Author: Tim Ulrich
The doors opened and the small throng Joel was standing with, moved to board the lift. They shuffled into the car, jostling against each other as they settled into an impromptu formation for the brief, but cramped, journey up to the Centerline Station.
He reminisced; so short, it had only been seven months, but it was his most relaxing break in ages. Everything was slower here, and not just emotionally. To get its 0.4g, Layer 9 spun at little more than half the speed of his home Layer, 4. The best part had been that both Layers were governed by the same species. That meant the day cycle was the same (in hours if not rotations); there were minimal cultural and language differences; and, very pleasantly, he didn’t need any additional modifications to breathe the atmosphere. It had been nothing like that disastrous trip to Layer 2.
A chime and the sensation of his boots pulling him to the floor as the lift decelerated, brought him back to reality. There was a chuckle in the cabin as a rider near him outpaced the slowing floor and floated toward the ceiling. Startled, the passenger pulled themselves back down and sheepishly toggled their boots. Better late than never.
Disembarking, the passengers broke off in various directions. The locals mostly heading to jobs in the station, while the outbound travelers made their way to the already packed lines for Inspector review.
The Inspectors always creeped him out. They were fickle; enforcing undocumented rules in a manner so inconsistent that it baffled even the most astute scientists. The Inspectors’ seemingly limitless power over reality didn’t help either.
The bump of an unexpected weight in his pocket distracted him from watching his line’s Inspectors. He opened the catch and felt around. His fingertips found something.
Presenting an unknown object to the Inspectors was not an appealing thought. He looked ahead again and saw a “Quintessor” being addressed by the Inspectors. He was surprised. Always among the last of their species and, as a result, almost as powerful as the Inspectors, “Quintessors” were extremely rare. Before he could decide if pity or awe was a more appropriate feeling, fear resurfaced, and he refocused.
He wrapped his hand around a hard, smooth orb. It was warm, as though someone had been holding it tight before him though he had no idea who.
The Inspectors were now focused on a heavily augmented traveler from Layer 2. The less said about that abomination the better, but Joel was confident they were distracted. Sneaking a glance at the orb he felt fear boil to panic as he recognized an item he had only encountered in stories. Glyphs under the enamel glowed and changed. He couldn’t read the symbols, but there were fewer of them every moment.
With great effort, he pushed the questions of who, how, and why out of his mind to focus on the only one that mattered now. What do you do with an unwanted bomb?

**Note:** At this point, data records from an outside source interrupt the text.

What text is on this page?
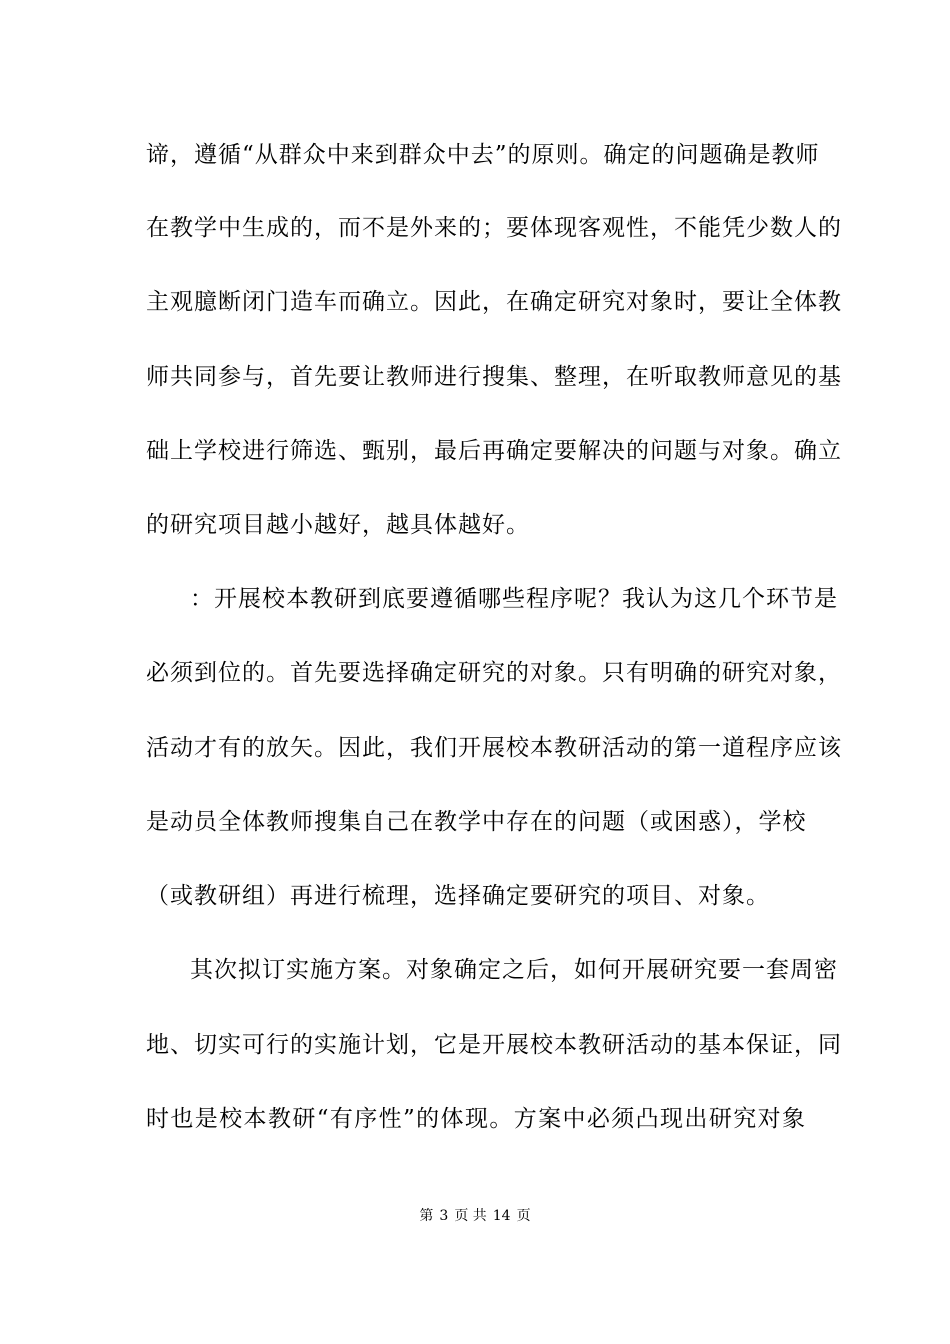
谛，遵循“从群众中来到群众中去”的原则。确定的问题确是教师
在教学中生成的，而不是外来的；要体现客观性，不能凭少数人的
主观臆断闭门造车而确立。因此，在确定研究对象时，要让全体教
师共同参与，首先要让教师进行搜集、整理，在听取教师意见的基
础上学校进行筛选、甄别，最后再确定要解决的问题与对象。确立
的研究项目越小越好，越具体越好。
：开展校本教研到底要遵循哪些程序呢？我认为这几个环节是
必须到位的。首先要选择确定研究的对象。只有明确的研究对象，
活动才有的放矢。因此，我们开展校本教研活动的第一道程序应该
是动员全体教师搜集自己在教学中存在的问题（或困惑），学校
（或教研组）再进行梳理，选择确定要研究的项目、对象。
其次拟订实施方案。对象确定之后，如何开展研究要一套周密
地、切实可行的实施计划，它是开展校本教研活动的基本保证，同
时也是校本教研“有序性”的体现。方案中必须凸现出研究对象
第 3 页 共 14 页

He frantically looked for salvation and locked his eyes on the Inspectors who were now confiscating and vaporizing packages from a unit of Layer 5 clones.
He broke free of the line and sped, yelling, toward the Inspectors.
The official report indicated that the quarantine protocols, (including the severing of Layer 9 from the outside world), occurred when a solo attacker charged the Centerline Station Inspectors before detonating an unknown device which demolished a cubic kilometer of the station, in Layer 9’s largest documented explosion.
For me this built so well. Flash fiction is such a compact vessel, you did well to squeeze it all in.
An intriguing vignette.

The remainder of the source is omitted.